We have a couple of data centres that we have to establish for the event and this is on top of running our own internal data centres and as we scale up, we obviously have to provide capacity for these systems because they tend to scale very quickly and we have to monitor the demands that are on it as we go from virtually no demand to a large number of users.
What do you spend your time doing in between elections?
The cycle tends to follow an initial concept phase and requirements definition, which then has to be done in parallel with process engineering work that we have to do and then you get into a software development lifecycle, where you’re developing specifications in software that’s basic functioning testing.
The deployment phase tends to be very different as you get closer to the election.
What are some of the biggest issues affecting CIOs?
There’s no doubt that there’s a lack of new graduates coming out with software developing skills.

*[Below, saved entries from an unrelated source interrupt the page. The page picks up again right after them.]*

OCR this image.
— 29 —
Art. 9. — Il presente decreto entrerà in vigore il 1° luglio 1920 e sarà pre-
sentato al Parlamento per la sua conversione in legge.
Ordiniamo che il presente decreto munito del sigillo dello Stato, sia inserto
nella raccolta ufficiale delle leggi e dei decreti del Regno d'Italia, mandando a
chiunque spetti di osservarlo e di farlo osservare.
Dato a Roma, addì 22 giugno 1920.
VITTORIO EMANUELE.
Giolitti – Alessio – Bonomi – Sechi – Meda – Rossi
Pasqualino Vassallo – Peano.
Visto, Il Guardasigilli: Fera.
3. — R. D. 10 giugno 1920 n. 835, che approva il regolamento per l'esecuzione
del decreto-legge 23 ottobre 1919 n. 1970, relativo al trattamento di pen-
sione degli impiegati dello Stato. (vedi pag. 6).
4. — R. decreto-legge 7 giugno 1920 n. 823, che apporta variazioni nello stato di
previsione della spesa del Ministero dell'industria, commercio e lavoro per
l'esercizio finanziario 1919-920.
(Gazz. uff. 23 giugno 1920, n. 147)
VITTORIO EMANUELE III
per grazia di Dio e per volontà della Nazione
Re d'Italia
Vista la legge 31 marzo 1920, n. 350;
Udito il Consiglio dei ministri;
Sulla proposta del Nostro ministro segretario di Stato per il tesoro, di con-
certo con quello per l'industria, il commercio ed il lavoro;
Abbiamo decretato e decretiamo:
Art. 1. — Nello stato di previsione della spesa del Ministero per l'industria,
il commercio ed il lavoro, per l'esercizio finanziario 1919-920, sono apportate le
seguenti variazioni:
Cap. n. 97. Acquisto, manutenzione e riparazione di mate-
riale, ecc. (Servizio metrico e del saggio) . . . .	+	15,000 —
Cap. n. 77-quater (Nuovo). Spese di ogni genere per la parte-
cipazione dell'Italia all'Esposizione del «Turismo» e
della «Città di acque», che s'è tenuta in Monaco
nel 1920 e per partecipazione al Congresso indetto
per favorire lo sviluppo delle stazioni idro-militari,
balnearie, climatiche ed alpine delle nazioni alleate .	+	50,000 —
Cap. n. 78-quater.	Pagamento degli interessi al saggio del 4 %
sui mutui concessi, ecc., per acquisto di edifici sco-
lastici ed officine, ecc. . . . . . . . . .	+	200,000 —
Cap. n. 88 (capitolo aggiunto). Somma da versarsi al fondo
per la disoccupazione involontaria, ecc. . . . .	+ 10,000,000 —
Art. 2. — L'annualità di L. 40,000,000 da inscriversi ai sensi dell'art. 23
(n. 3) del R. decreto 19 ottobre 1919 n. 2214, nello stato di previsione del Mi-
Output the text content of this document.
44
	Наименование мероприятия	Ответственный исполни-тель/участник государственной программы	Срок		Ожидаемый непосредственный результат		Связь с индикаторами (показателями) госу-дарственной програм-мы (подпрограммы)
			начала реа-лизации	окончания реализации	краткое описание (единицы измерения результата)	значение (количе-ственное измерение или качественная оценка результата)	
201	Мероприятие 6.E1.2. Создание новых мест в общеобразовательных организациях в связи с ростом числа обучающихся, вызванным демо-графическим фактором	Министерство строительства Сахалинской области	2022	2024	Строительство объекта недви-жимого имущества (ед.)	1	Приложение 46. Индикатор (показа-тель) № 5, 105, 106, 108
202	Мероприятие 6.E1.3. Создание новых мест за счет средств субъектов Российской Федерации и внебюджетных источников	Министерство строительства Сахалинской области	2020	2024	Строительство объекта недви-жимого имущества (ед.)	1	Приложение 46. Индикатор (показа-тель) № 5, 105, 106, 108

We run a mixed on-shore, off-shore model and we’re finding increasingly that the ability to get software developed on-shore that are more than 2000 function points is very difficult at the right price point to get the job done.
The key challenges are just keeping up in an event environment where every two years we run an event and we tend to move with trends. From the last NSW election in 2008 to now, we completely virtualised our environment, which has been a terrific advantage to us.
To gain a lot of flexibility and utilising our hardware capacity by having virtual slices has given us some real benefits. We don’t use virtualisation in the same way that many other organisations do, because in our off-season, we have very low CPU usage but we need lots of different environments for developments and testing. Once we get into the production mode, we tend to take our capacity and use a lesser number of environments but use most of the capacity focus for production.